For few can resist the charm
Of a sprig of balm
Or the hope of becoming a paragon
By the tactful use of tarragon.
Margaret Brownlow, 20th century horticulturist and writer
Tarragon is one of the most important culinary herbs; it is known as one of the four Fine Herbs along with chives, chervil and parsley. Although there are two distinct varieties, French and Russian, only true French tarragon is valued for its flavor and aromatics. True tarragon is unique in that it cannot be started from seed, but must be propagated by a cutting.

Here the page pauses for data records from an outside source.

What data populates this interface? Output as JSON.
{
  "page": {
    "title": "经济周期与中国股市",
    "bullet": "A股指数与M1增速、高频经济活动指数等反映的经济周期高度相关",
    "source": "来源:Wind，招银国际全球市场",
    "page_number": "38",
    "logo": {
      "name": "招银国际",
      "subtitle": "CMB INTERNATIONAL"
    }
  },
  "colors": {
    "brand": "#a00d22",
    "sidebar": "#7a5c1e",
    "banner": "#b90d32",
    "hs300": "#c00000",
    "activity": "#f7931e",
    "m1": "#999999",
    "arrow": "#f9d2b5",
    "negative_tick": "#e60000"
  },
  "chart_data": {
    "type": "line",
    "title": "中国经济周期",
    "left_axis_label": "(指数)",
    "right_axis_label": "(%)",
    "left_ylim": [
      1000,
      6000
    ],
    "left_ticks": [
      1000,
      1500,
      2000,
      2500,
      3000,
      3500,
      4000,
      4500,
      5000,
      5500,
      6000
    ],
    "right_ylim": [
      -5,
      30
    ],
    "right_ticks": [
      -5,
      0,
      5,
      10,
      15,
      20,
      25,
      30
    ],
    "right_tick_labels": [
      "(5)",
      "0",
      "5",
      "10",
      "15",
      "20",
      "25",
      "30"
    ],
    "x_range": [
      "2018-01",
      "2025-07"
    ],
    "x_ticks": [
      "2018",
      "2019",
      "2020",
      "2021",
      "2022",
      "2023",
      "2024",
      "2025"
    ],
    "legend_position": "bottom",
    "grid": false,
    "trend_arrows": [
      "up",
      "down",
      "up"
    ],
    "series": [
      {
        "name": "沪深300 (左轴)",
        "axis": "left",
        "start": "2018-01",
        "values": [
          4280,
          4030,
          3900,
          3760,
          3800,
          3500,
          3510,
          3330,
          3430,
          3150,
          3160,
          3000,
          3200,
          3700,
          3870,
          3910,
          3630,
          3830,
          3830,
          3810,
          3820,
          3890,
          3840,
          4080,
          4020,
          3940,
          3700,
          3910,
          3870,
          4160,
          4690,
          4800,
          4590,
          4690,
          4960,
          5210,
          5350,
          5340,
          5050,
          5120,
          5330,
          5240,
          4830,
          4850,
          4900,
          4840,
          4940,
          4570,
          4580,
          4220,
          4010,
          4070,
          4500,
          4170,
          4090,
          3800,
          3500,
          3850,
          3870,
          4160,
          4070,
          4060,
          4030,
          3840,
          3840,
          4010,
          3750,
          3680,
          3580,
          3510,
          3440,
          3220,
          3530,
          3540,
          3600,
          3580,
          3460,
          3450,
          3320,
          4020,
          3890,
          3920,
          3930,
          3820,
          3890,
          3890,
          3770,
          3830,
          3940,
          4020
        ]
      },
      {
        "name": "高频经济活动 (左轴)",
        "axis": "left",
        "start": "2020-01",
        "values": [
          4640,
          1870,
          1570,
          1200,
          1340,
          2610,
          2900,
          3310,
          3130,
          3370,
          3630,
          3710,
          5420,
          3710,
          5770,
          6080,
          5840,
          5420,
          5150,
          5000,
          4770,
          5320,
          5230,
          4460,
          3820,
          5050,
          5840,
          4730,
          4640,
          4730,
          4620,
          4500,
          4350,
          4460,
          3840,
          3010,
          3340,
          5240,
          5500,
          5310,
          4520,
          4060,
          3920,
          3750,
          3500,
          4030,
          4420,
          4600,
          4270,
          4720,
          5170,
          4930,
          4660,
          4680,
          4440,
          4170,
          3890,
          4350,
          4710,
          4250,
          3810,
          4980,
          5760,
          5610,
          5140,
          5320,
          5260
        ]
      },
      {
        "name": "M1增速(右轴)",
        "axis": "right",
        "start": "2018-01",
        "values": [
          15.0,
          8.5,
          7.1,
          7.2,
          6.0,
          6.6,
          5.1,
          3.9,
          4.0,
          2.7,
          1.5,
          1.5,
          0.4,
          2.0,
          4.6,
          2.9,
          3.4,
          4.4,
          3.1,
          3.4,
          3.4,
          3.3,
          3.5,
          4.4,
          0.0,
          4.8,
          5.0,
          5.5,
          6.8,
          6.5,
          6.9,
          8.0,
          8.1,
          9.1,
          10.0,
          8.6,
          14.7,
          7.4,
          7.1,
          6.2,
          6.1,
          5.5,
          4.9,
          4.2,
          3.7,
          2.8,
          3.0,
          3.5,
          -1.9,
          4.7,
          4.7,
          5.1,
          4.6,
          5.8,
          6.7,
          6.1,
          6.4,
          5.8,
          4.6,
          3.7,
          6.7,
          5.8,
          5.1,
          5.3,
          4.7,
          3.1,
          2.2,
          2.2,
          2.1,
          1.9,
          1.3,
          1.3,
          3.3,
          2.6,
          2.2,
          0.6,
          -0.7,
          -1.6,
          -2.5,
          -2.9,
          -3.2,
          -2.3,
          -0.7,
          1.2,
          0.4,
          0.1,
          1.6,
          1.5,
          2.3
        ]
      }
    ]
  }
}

Fresh Tarragon Salad Dressing Ingredients
½ cup Italian parsley leaves, finely minced
3 tablespoon fresh tarragon leaves, finely minced
1 teaspoon fresh rosemary, finely chopped
3 tablespoons balsamic vinegar
1 tablespoon red wine vinegar
3 tablespoons extra virgin olive oil (This is the time to whip out the good stuff)
1 garlic, finely minced
2 tablespoons Dijon mustard
½ teaspoon kosher salt
½ teaspoon black pepper, fresh ground
Shake all of the ingredients together in a jar with a tight fitting lid. If you do not have such a jar then first whisk together all ingredients, adding the fresh herbs at the very end.
Toss the greens & the dressing in a large bowl, serve the salad on separate dish.